Reputation: 6806

What's the regex for removing dots in acronyms but not in domain names?

I want to remove dots in acronyms but not in domain names in a python string. For example, I want the string

'a.b.c. [email protected] http://www.test.com'

to become

'abc [email protected] http://www.test.com'

The closest regex I made so far is

re.sub('(?:\s|\A).{1}\.',lambda s: s.group()[0:2], s)

which results to

'ab.c. [email protected] http://www.test.com'

It seems that for the above regex to work, I need to change the regex to

(?:\s|\A|\G).{1}\.

but there is no end of match marker (\G) in python.

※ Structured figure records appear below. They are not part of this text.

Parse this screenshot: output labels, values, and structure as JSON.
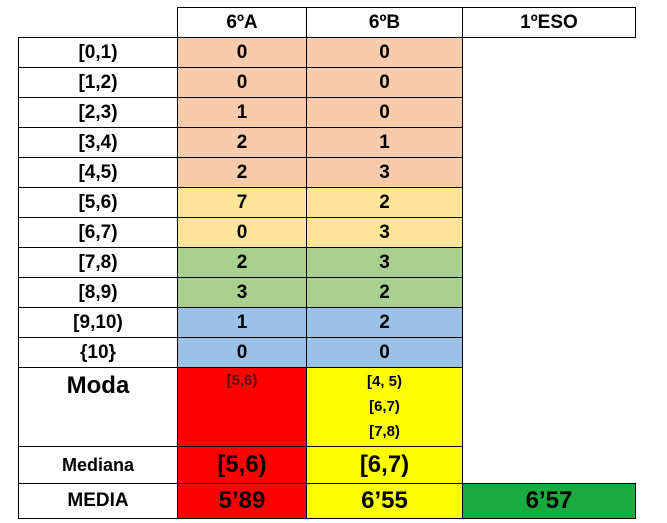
{
  "table": {
    "headers": [
      "6ºA",
      "6ºB",
      "1ºESO"
    ],
    "rows": [
      {
        "label": "[0,1)",
        "a": "0",
        "b": "0"
      },
      {
        "label": "[1,2)",
        "a": "0",
        "b": "0"
      },
      {
        "label": "[2,3)",
        "a": "1",
        "b": "0"
      },
      {
        "label": "[3,4)",
        "a": "2",
        "b": "1"
      },
      {
        "label": "[4,5)",
        "a": "2",
        "b": "3"
      },
      {
        "label": "[5,6)",
        "a": "7",
        "b": "2"
      },
      {
        "label": "[6,7)",
        "a": "0",
        "b": "3"
      },
      {
        "label": "[7,8)",
        "a": "2",
        "b": "3"
      },
      {
        "label": "[8,9)",
        "a": "3",
        "b": "2"
      },
      {
        "label": "[9,10)",
        "a": "1",
        "b": "2"
      },
      {
        "label": "{10}",
        "a": "0",
        "b": "0"
      }
    ],
    "moda": {
      "label": "Moda",
      "a": "[5,6)",
      "b": [
        "[4, 5)",
        "[6,7)",
        "[7,8)"
      ]
    },
    "mediana": {
      "label": "Mediana",
      "a": "[5,6)",
      "b": "[6,7)"
    },
    "media": {
      "label": "MEDIA",
      "a": "5’89",
      "b": "6’55",
      "eso": "6’57"
    }
  },
  "colors": {
    "fail_band": "#f7cbac",
    "pass_band": "#fee599",
    "good_band": "#a9d08e",
    "excellent_band": "#9bc2e6",
    "class_a_highlight": "#ff0000",
    "class_b_highlight": "#ffff00",
    "eso_highlight": "#1aab40"
  }
}
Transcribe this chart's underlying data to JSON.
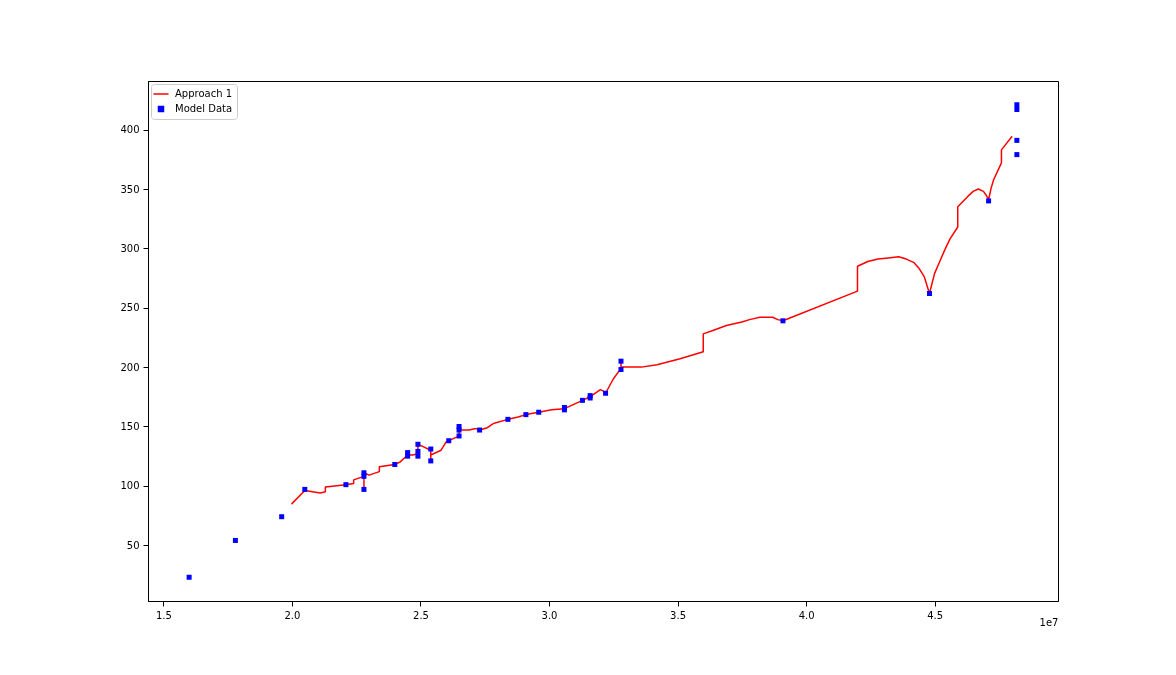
{
  "chart_data": {
    "type": "line",
    "series": [
      {
        "name": "Approach 1",
        "color": "#ff0000",
        "marker": "none",
        "line_style": "solid",
        "x": [
          2.0,
          2.05,
          2.08,
          2.11,
          2.13,
          2.13,
          2.21,
          2.24,
          2.24,
          2.28,
          2.28,
          2.28,
          2.3,
          2.34,
          2.34,
          2.4,
          2.42,
          2.45,
          2.47,
          2.49,
          2.49,
          2.51,
          2.54,
          2.54,
          2.54,
          2.58,
          2.6,
          2.64,
          2.65,
          2.65,
          2.65,
          2.69,
          2.71,
          2.72,
          2.73,
          2.76,
          2.78,
          2.79,
          2.84,
          2.88,
          2.91,
          2.96,
          3.01,
          3.06,
          3.09,
          3.13,
          3.16,
          3.18,
          3.2,
          3.21,
          3.22,
          3.25,
          3.27,
          3.28,
          3.28,
          3.28,
          3.3,
          3.36,
          3.42,
          3.51,
          3.6,
          3.6,
          3.64,
          3.69,
          3.75,
          3.78,
          3.82,
          3.85,
          3.87,
          3.89,
          3.91,
          4.2,
          4.2,
          4.24,
          4.28,
          4.32,
          4.36,
          4.39,
          4.42,
          4.44,
          4.46,
          4.47,
          4.48,
          4.5,
          4.52,
          4.54,
          4.56,
          4.59,
          4.59,
          4.63,
          4.65,
          4.67,
          4.69,
          4.7,
          4.71,
          4.72,
          4.73,
          4.76,
          4.76,
          4.8
        ],
        "values": [
          85,
          96,
          95,
          94,
          95,
          99,
          101,
          102,
          105,
          108,
          97,
          111,
          109,
          112,
          116,
          118,
          120,
          126,
          126,
          127,
          135,
          133,
          130,
          121,
          126,
          130,
          137,
          141,
          141,
          151,
          147,
          147,
          148,
          148,
          147,
          149,
          152,
          153,
          156,
          158,
          160,
          162,
          164,
          165,
          168,
          172,
          175,
          178,
          181,
          180,
          178,
          190,
          196,
          198,
          205,
          200,
          200,
          200,
          202,
          207,
          213,
          228,
          231,
          235,
          238,
          240,
          242,
          242,
          242,
          240,
          239,
          264,
          285,
          289,
          291,
          292,
          293,
          291,
          288,
          283,
          276,
          269,
          262,
          279,
          289,
          299,
          308,
          318,
          335,
          344,
          348,
          350,
          348,
          345,
          341,
          351,
          358,
          372,
          383,
          394
        ]
      },
      {
        "name": "Model Data",
        "type": "scatter",
        "color": "#0000ff",
        "marker": "square",
        "x": [
          1.6,
          1.78,
          1.96,
          2.05,
          2.21,
          2.28,
          2.28,
          2.28,
          2.4,
          2.45,
          2.45,
          2.49,
          2.49,
          2.49,
          2.54,
          2.54,
          2.61,
          2.65,
          2.65,
          2.65,
          2.73,
          2.84,
          2.91,
          2.96,
          3.06,
          3.06,
          3.13,
          3.16,
          3.16,
          3.22,
          3.28,
          3.28,
          3.91,
          4.48,
          4.71,
          4.82,
          4.82,
          4.82,
          4.82
        ],
        "values": [
          23,
          54,
          74,
          97,
          101,
          111,
          108,
          97,
          118,
          128,
          125,
          135,
          129,
          125,
          131,
          121,
          138,
          150,
          147,
          142,
          147,
          156,
          160,
          162,
          166,
          164,
          172,
          176,
          174,
          178,
          205,
          198,
          239,
          262,
          340,
          421,
          417,
          391,
          379
        ]
      }
    ],
    "xlabel": "1e7",
    "xlim": [
      1.44,
      4.98
    ],
    "xticks": [
      1.5,
      {
        "value": 2,
        "label": "2.0"
      },
      2.5,
      {
        "value": 3,
        "label": "3.0"
      },
      3.5,
      {
        "value": 4,
        "label": "4.0"
      },
      4.5
    ],
    "ylim": [
      3,
      441
    ],
    "yticks": [
      50,
      100,
      150,
      200,
      250,
      300,
      350,
      400
    ],
    "legend": "top left"
  }
}
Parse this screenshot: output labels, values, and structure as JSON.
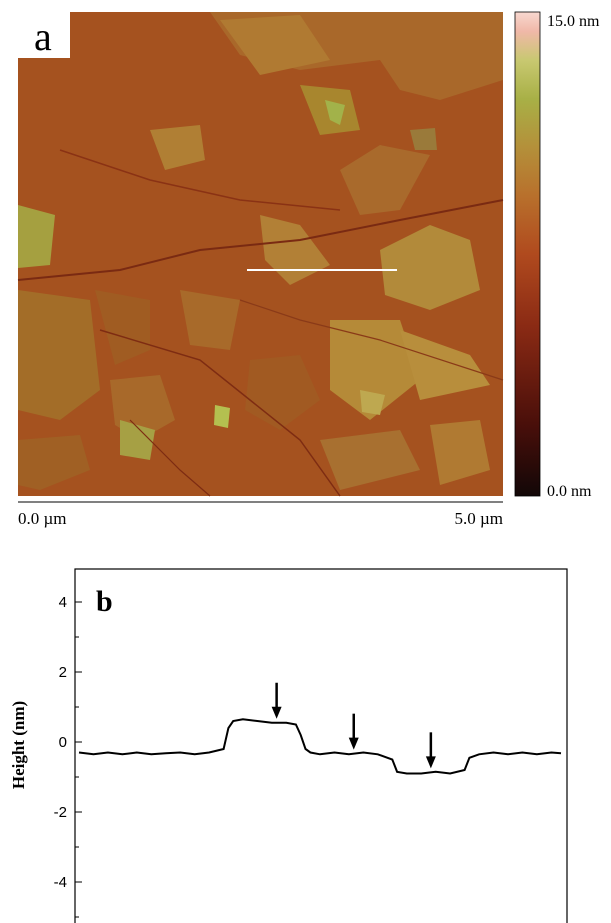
{
  "panel_a": {
    "label": "a",
    "scale_max_label": "15.0 nm",
    "scale_min_label": "0.0 nm",
    "x_start_label": "0.0 µm",
    "x_end_label": "5.0 µm",
    "colorbar_stops": [
      "#120707",
      "#4a0f0a",
      "#8a2a14",
      "#b04a1e",
      "#b8702c",
      "#b4903a",
      "#a8b046",
      "#c8c870",
      "#f0b8a8",
      "#f8d8d0"
    ]
  },
  "panel_b": {
    "label": "b",
    "ylabel": "Height (nm)"
  },
  "chart_data": {
    "type": "line",
    "title": "",
    "xlabel": "",
    "ylabel": "Height (nm)",
    "ylim": [
      -5,
      5
    ],
    "y_ticks": [
      4,
      2,
      0,
      -2,
      -4
    ],
    "y_tick_labels": [
      "4",
      "2",
      "0",
      "-2",
      "-4"
    ],
    "xlim": [
      0,
      1
    ],
    "grid": false,
    "series": [
      {
        "x": [
          0.0,
          0.03,
          0.06,
          0.09,
          0.12,
          0.15,
          0.18,
          0.21,
          0.24,
          0.27,
          0.3,
          0.31,
          0.32,
          0.34,
          0.37,
          0.4,
          0.43,
          0.45,
          0.46,
          0.47,
          0.48,
          0.5,
          0.53,
          0.56,
          0.59,
          0.62,
          0.65,
          0.66,
          0.68,
          0.71,
          0.74,
          0.77,
          0.8,
          0.81,
          0.83,
          0.86,
          0.89,
          0.92,
          0.95,
          0.98,
          1.0
        ],
        "y": [
          -0.3,
          -0.35,
          -0.3,
          -0.35,
          -0.3,
          -0.35,
          -0.32,
          -0.3,
          -0.35,
          -0.3,
          -0.2,
          0.4,
          0.6,
          0.65,
          0.6,
          0.55,
          0.55,
          0.5,
          0.2,
          -0.2,
          -0.3,
          -0.35,
          -0.3,
          -0.35,
          -0.3,
          -0.35,
          -0.5,
          -0.85,
          -0.9,
          -0.9,
          -0.85,
          -0.9,
          -0.8,
          -0.45,
          -0.35,
          -0.3,
          -0.35,
          -0.3,
          -0.35,
          -0.3,
          -0.32
        ]
      }
    ],
    "arrows_at_x": [
      0.41,
      0.57,
      0.73
    ]
  }
}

EDIT: As I have mentioned in my comment, the strings have no specific formatting. These strings contain informal human conversations and so may contain zero, one or several acronyms or domain names. A few errors is fine by me if it would save me from coding a "real" parser.

Upvotes: 1

Answers (6)

Anon

Reputation: 12548

A non-regex way:

>>> S = 'a.b.c. [email protected] http://www.test.com'
>>> ' '.join(w if '@' in w or ':' in w else w.replace('.', '') for w in S.split())
'abc [email protected] http://www.test.com'

(Requires spaces to split on, though - so if you had something like commas with no spaces it could miss some.)

Upvotes: 1

Christian Alis

Reputation: 6806

The following worked for me (with thanks to Bart for his answer):

re.sub('\.(?!(\S[^. ])|\d)', '', s)

This will not remove a dot if it is the first character in a word or acronym.

Upvotes: 1

Bryan Oakley

Reputation: 386285

I suggest you split the string at '@' (or whatever character makes sense), do the substitution on the first part, then put the string back together. I think that will show the intent of the code better than a complex regexp. Something like this, perhaps:

string='a.b.c. [email protected] http://www.test.com'
left, rest = string.split("@",1)
left = left.replace(".","")
result="%s@%s" % (left, rest)

Upvotes: 2

Head Geek

Reputation: 39878

Not as elegant as a simple re.sub(), but try this:

import re

s='a.b.c. [email protected] http://www.test.com'
m=re.search('(.*?)(([a-zA-Z]\.){2,})(.*)', s)

if m:
    replacement=''.join(m.group(2).split('.'))
    s=m.group(1)+replacement+m.group(4)

print s

It assumes that there's no more than one acronym per string, but you could always run it repeatedly.

Upvotes: 0